New York attorney Stone Barrington (Unbound, 2018, etc.) moves deeper into James Bond territory in his increasingly unsuspenseful attempts to keep his latest paramour’s cutting-edge technology from falling into the wrong hands.
Years before she sold her startup, Harmony Software, to a business group including insurance mogul Arthur Steele and then met and slept with Stone during an outing in Key West that included a board meeting of the Steele Group, Meg Harmon had a torrid affair with Gino Bellini. The two became partners; Bellini developed the software for an unusually resourceful self-driving car; Meg, her ardor cooled, edged him out of the company with a $150 million payout. When a sniper interrupts Stone and Meg’s round of golf at Key West by shooting someone in the next foursome, Meg thinks the disgruntled Gino just might be behind it. She’s right, of course: Gino and his conniving wife, Veronica, have hired an equally malevolent pair of killers, Dirty Joe Cross and his girlfriend, Jungle Jane Jillian, to exact condign revenge.
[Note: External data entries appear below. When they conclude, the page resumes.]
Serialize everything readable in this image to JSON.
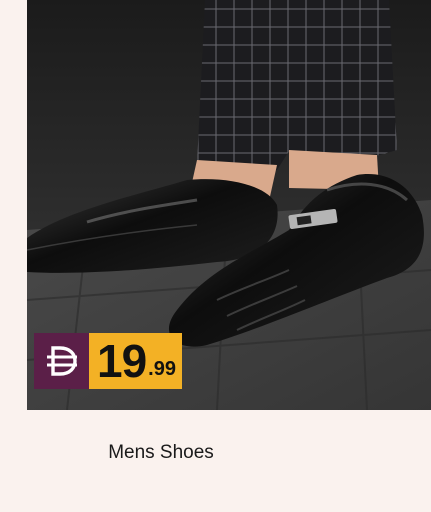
{
  "product": {
    "name": "Mens Shoes",
    "image_alt": "Black leather slip-on dress shoes",
    "price": {
      "currency_icon": "dirham-icon",
      "integer": "19",
      "decimal": ".99"
    }
  },
  "colors": {
    "background": "#faf2ee",
    "currency_badge": "#5b1f48",
    "price_badge": "#f3b125"
  }
}
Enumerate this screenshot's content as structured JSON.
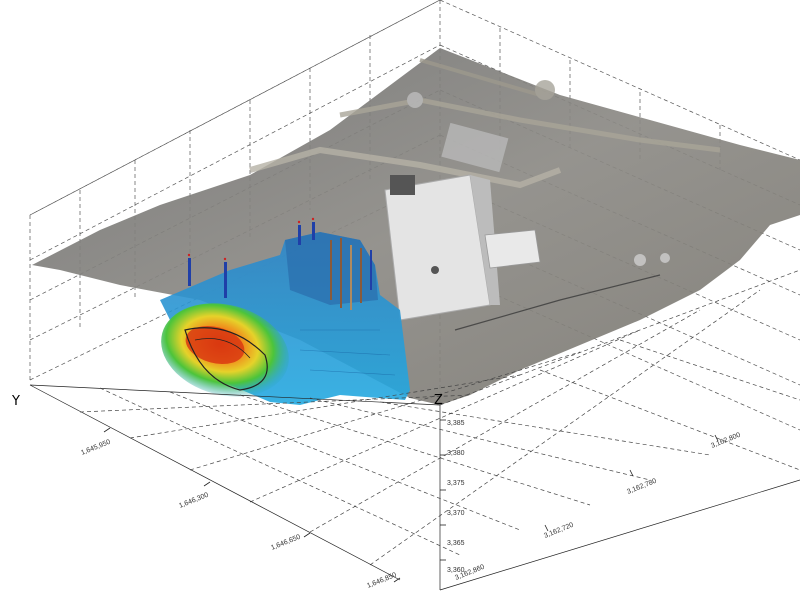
{
  "viewer": {
    "axis_titles": {
      "y": "Y",
      "z": "Z"
    },
    "y_ticks": [
      "1,645,950",
      "1,646,300",
      "1,646,650",
      "1,646,850"
    ],
    "x_ticks": [
      "3,162,860",
      "3,162,720",
      "3,162,780",
      "3,162,800"
    ],
    "z_ticks": [
      "3,385",
      "3,380",
      "3,375",
      "3,370",
      "3,365",
      "3,360"
    ]
  },
  "scene": {
    "colors": {
      "terrain": "#8d8d8d",
      "building": "#e2e2e2",
      "plume_outer": "#1e8fd0",
      "plume_mid": "#33c4a0",
      "plume_hot": "#e53a10",
      "grid_line": "#444444"
    },
    "legend_icons": [
      "3d-plume-icon",
      "satellite-terrain-icon",
      "well-marker-icon"
    ]
  }
}
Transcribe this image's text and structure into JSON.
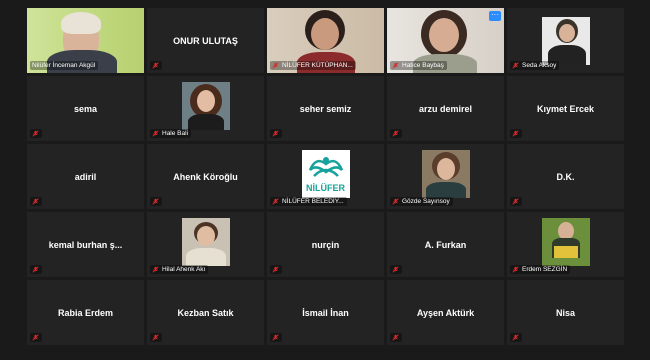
{
  "participants": [
    {
      "name": "Nilüfer İnceman Akgül"
    },
    {
      "name": "ONUR ULUTAŞ"
    },
    {
      "name": "NİLÜFER KÜTÜPHAN..."
    },
    {
      "name": "Hatice Baybaş"
    },
    {
      "name": "Seda Aksoy"
    },
    {
      "name": "sema"
    },
    {
      "name": "Hale Bali"
    },
    {
      "name": "seher semiz"
    },
    {
      "name": "arzu demirel"
    },
    {
      "name": "Kıymet Ercek"
    },
    {
      "name": "adiril"
    },
    {
      "name": "Ahenk Köroğlu"
    },
    {
      "name": "NİLÜFER BELEDİY..."
    },
    {
      "name": "Gözde Sayınsoy"
    },
    {
      "name": "D.K."
    },
    {
      "name": "kemal burhan ş..."
    },
    {
      "name": "Hilal Ahenk Akı"
    },
    {
      "name": "nurçin"
    },
    {
      "name": "A. Furkan"
    },
    {
      "name": "Erdem SEZGİN"
    },
    {
      "name": "Rabia Erdem"
    },
    {
      "name": "Kezban Satık"
    },
    {
      "name": "İsmail İnan"
    },
    {
      "name": "Ayşen Aktürk"
    },
    {
      "name": "Nisa"
    }
  ],
  "logo_text": "NİLÜFER",
  "more_button": "···",
  "colors": {
    "background": "#1a1a1a",
    "tile": "#232323",
    "active_speaker": "#b5e34c",
    "muted_icon": "#e02828",
    "more_button": "#2d8cff"
  },
  "icons": {
    "muted": "muted-mic-icon"
  }
}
In the hands of another writer, the threats from such well-heeled villains would be bound to create suspense. But this is Stoneland, where no one you care about is ever in enough danger to distract Stone from his primary mission: wandering the planet purchasing everything that isn’t nailed down (the list this time includes a Key West house, club membership, slip, and boat, in that order). Not even the news that Stone can’t force Gino to relinquish the Harmony Software designs he’s stolen because he’s already sold them to an international arms dealer turns up the heat: Stone just turns his sights from private malefactors to the dealer in illegal arms and the sinister political regimes behind him. Starved for anything more consequential to do, Stone enjoys even more sex than usual, watched several times through a hidden camera by someone who intends to shoot Meg and maybe him as well. The only people who get killed are the killers, and Meg’s kidnapping ends almost before it’s begun.
Sleep tight, children: There’s nothing here to spoil your dreams.